Münafık Abdullah bin Übey’in sözlerine çok kızdılar.
Hattâ boynunun vurulmasını teklif edenler dahi oldu.
Fakat Peygamberimiz bunu tasvip etmedi.
Meseleyi bir de Abdullah bin Übey’den dinlemek için yanına çağırttı.
Bu arada bazıları, “Bunu niçin haber verdin?!” diyerek Hz. Zeyd’e çıkışıyorlardı.
Hz. Zeyd de, “Vallahi bu sözleri babamdan da işitmiş olsaydım, yine Resûlullah’a haber verirdim!” cevabını verdi.
Biraz sonra Abdullah bin Übey geldi. Peygamberimiz sordu: “Bunları sen mi söyledin?” Abdullah bin Übey itirafa yanaşmadı, inkâr etti.
Hayır, sana Kitab’ı indiren Allah’a yemin ederim ki, ben bunların hiçbirini söylemedim.
Zeyd size yalan söylemiştir!
Ben, şurada bulunanlardan Allah’ın beni cennete koymasına vesile olacak senden daha yakınını bilmiyorum.” dedi.
Bu konuşmadan biraz sonra, Peygamberimiz orduya hareket emrini verdi.
Meselenin böyle kapanması Hz. Zeyd’i mahcup etti.
Utancından Resûlullah’ın yanına yaklaşamıyordu.
Bu meseleyle ilgili konuşmak isteyenlere, “Yüce Allah’ın bu hususta vahiy indirip benim mi, yoksa başkasının mı yalancı olduğunu bildireceğini umuyorum.” diyordu.
Bu arada, “Allah’ım, Resûlüne sözlerimi doğrulayacak vahyini indir!” diye dua ediyordu.
Münafikun suresi
Yorucu bir yolculuktan sonra mücahitler Medine’ye geldiklerinde, Cenâb-ı Hak, Münâfıkûn Sûresi’nin 1-8. âyetini vahyetti.

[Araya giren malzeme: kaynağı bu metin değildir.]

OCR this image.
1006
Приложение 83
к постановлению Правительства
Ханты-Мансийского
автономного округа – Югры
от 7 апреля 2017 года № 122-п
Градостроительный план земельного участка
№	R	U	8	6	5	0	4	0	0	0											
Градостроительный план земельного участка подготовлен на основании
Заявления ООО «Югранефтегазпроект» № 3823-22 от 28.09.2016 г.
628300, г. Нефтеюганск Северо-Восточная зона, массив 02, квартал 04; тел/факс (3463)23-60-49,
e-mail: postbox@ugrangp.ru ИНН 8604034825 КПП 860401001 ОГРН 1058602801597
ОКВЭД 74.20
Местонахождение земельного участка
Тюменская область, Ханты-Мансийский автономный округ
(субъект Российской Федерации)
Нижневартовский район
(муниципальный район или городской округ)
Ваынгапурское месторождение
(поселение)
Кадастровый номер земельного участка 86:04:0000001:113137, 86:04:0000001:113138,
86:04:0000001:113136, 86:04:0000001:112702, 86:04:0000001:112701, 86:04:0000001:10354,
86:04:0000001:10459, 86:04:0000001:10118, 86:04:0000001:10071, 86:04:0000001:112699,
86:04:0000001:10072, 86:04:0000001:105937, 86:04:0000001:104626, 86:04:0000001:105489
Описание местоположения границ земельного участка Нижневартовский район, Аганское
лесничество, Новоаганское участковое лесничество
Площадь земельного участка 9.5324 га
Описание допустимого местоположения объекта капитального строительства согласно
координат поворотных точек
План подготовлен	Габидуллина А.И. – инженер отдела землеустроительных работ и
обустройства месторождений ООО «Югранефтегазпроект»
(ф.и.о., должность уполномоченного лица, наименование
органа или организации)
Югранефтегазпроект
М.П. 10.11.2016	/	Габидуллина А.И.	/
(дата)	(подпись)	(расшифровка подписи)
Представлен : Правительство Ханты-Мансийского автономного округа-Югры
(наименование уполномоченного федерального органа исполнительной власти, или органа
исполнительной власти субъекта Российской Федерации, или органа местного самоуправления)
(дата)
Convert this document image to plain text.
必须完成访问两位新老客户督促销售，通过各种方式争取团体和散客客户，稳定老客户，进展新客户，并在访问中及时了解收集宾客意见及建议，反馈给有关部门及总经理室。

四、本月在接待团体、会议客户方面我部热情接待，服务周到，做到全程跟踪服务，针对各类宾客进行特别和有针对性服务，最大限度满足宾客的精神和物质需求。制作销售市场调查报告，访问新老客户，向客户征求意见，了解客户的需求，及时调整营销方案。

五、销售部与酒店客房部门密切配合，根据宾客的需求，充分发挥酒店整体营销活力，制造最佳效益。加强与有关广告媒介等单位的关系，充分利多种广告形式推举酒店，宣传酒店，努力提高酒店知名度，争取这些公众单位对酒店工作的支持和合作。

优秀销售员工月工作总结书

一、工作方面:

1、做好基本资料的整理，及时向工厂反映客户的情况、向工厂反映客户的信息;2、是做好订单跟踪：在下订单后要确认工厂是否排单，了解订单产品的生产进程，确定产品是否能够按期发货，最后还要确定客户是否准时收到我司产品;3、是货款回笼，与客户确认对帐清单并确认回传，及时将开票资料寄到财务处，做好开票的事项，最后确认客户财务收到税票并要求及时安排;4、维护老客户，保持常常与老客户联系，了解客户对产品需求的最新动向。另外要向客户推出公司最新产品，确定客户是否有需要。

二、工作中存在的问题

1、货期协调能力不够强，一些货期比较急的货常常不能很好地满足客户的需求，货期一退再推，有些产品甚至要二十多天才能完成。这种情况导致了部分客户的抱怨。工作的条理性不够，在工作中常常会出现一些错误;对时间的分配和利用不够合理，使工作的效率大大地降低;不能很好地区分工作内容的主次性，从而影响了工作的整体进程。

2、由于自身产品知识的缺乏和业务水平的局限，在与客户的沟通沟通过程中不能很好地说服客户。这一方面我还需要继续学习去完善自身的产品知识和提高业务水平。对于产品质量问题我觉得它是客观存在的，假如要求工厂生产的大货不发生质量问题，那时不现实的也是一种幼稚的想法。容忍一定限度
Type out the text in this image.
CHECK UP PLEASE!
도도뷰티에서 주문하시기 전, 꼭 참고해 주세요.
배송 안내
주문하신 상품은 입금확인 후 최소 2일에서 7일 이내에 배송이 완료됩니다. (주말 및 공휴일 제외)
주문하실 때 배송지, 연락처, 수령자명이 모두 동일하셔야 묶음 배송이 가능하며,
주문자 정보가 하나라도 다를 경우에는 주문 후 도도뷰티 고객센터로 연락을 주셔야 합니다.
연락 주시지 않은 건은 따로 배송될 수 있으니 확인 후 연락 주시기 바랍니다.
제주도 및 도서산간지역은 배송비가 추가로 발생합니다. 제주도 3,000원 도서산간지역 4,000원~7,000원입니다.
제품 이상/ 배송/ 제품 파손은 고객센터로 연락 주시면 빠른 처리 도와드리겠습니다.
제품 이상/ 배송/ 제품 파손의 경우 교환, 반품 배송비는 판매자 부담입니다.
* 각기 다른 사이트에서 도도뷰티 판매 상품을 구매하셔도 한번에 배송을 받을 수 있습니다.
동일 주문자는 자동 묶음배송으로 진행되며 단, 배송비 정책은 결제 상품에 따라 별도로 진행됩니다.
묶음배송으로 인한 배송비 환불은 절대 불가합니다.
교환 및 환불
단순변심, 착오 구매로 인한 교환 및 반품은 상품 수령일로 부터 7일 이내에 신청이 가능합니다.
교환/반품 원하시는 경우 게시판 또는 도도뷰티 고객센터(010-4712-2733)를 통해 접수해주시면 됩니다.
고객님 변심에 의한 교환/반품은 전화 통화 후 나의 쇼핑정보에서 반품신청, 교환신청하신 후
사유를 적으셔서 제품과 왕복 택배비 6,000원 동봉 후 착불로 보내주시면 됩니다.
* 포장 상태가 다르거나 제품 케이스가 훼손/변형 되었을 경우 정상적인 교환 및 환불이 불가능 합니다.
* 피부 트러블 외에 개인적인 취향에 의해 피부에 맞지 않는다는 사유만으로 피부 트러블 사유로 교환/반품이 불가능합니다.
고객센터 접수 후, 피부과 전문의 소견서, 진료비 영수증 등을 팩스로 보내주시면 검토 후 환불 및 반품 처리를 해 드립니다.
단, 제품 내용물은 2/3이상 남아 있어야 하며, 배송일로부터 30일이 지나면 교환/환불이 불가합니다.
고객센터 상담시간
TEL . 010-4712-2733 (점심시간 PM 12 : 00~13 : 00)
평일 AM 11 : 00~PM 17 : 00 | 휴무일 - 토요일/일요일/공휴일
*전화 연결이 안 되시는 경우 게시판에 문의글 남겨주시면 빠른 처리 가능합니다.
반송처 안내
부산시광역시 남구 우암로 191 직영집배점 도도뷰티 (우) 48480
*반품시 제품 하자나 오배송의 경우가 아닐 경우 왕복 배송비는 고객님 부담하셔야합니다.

Bu âyetler Zeyd’i doğruluyordu.
Bu vahyin son âyetleri şu mealdeydi:
“Onlar öyle kimselerdir ki, ‘Resûlullah’ın yanında bulunanlara bir şey vermeyin de, dağılıp gitsinler!’ diyorlar.
Oysa göklerin ve yerin bütün hazineleri Allah’ındır, fakat münafıklar anlamazlar.
Bir de, ‘Eğer Medine’ye dönersek, şerefli ve kuvvetli olan, hakir ve zayıf olanı oradan muhakkak çıkaracaktır!’ diyorlar.
Hâlbuki şeref, kuvvet ve galibiyet Allah’ın, Peygamber’inin ve müminlerindir; fakat münafıklar bilmezler.”
Bu âyetler nazil olunca,
Peygamberimiz, Hz. Zeyd’in kulağından tuttu ve “İşte, Allah yolunda kulağıyla vazifesini yerine getiren genç budur!
Ey Zeyd, Allah seni tasdik etti!” buyurdu. Bundan sonra artık hiç kimse Abdullah bin Übey’e inanmadı.
Böyle bir şey olduğunda onu azarladılar, kınadılar.
Peygamberimiz, onun öldürülmesini isteyenlere, “Eğer öldürseydim, muhakkak onun yüzünden yer yerinden oynardı!” buyurdu.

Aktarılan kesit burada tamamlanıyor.